Lol, Vulkan isn't "biased". AMD GPU's are just more advanced when it comes to more direct GPU access (that Vulkan and DX12 allow), the fact they weren't shining is because software wasn't taking any advantage of all that yet. Till now. I mean, AMD had partial async compute since HD7000 series and full in R9 290X. NVIDIA still doesn't have even partial in GTX 1080 from the looks of it. Async is when you ca seamlessly blend graphics, audio and physics computation on a single GPU. Something AMD was aiming basically the whole time since they created GCN. They support graphics, they've added audio on R9 290X and they've been working with physics for ages, some with Havok and some with Bullet.
R9 Fury X users don't feel that let down anymore
In fact R9 Fury cards in general shine in DX12 and apparently also in Vulkan. While I love my GTX 980 I kinda regret I haven't gone with R9 Fury/Fury X.
Also, for people saying "async emulation", there is no such thing, either you have hardware implementation or you don't.

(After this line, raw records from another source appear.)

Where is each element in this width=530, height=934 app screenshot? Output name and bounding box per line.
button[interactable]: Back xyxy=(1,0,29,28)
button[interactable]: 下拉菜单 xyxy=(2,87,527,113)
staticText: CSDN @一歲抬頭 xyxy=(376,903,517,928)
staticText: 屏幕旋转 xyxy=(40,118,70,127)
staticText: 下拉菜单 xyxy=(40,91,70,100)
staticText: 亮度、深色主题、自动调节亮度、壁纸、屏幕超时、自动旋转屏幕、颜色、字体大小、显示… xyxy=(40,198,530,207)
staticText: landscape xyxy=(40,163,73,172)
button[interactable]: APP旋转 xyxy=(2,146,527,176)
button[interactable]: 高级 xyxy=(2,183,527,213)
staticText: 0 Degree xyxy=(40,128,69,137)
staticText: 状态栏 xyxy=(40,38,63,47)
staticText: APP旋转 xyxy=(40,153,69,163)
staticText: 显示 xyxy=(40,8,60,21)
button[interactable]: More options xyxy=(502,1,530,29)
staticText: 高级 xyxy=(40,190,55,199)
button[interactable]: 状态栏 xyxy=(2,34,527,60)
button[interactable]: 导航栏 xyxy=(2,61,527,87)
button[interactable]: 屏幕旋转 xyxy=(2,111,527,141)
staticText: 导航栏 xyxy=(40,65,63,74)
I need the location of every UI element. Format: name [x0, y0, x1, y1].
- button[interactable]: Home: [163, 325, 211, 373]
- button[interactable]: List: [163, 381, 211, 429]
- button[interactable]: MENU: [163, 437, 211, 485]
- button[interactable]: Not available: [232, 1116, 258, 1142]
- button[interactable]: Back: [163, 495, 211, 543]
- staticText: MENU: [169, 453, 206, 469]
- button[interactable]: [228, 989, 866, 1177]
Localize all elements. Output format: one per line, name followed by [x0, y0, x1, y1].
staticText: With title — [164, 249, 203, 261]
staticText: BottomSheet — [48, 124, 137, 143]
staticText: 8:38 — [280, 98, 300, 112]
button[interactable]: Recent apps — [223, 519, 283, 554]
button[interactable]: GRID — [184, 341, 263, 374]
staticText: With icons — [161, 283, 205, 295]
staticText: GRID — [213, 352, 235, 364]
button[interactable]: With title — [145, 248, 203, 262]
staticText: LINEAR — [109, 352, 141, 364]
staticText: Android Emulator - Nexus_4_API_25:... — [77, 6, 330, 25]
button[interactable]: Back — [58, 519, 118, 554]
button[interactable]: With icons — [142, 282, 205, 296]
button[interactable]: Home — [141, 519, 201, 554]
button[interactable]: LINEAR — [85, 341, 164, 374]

You can't emulate a feature that's sole purpose of it is massive performance boost through seamless connection of graphics and compute tasks. This is the same as emulation of pixel shaders when they became a thing with DirectX 8. Either you had them or you didn't. There were some software emulation techniques, but they were so horrendously slow it just wasn't feasible to use in real-time rendering within games. Async is no different. And NVIDIA apparently doesn't have it. Which kinda sucks when you pay 700+ € for a brand new graphic card...
I guess that's how NVIDIA fanboys are comforting themselves after buying super expensive GTX 1000 series graphic card (or GTX 900) that sucks against last generation of AMD cards that weren't particularly awesome even back then. "uh oh it doesn't lose any performance". Well, you also gain none. What's the point then? The whole point of Vulkan/DX12 is to boost performance. When devs will cram more effects into games assuming all these gains, your performance will actually tank where AMD's will remain unchanged. How will you defend NVIDIA then?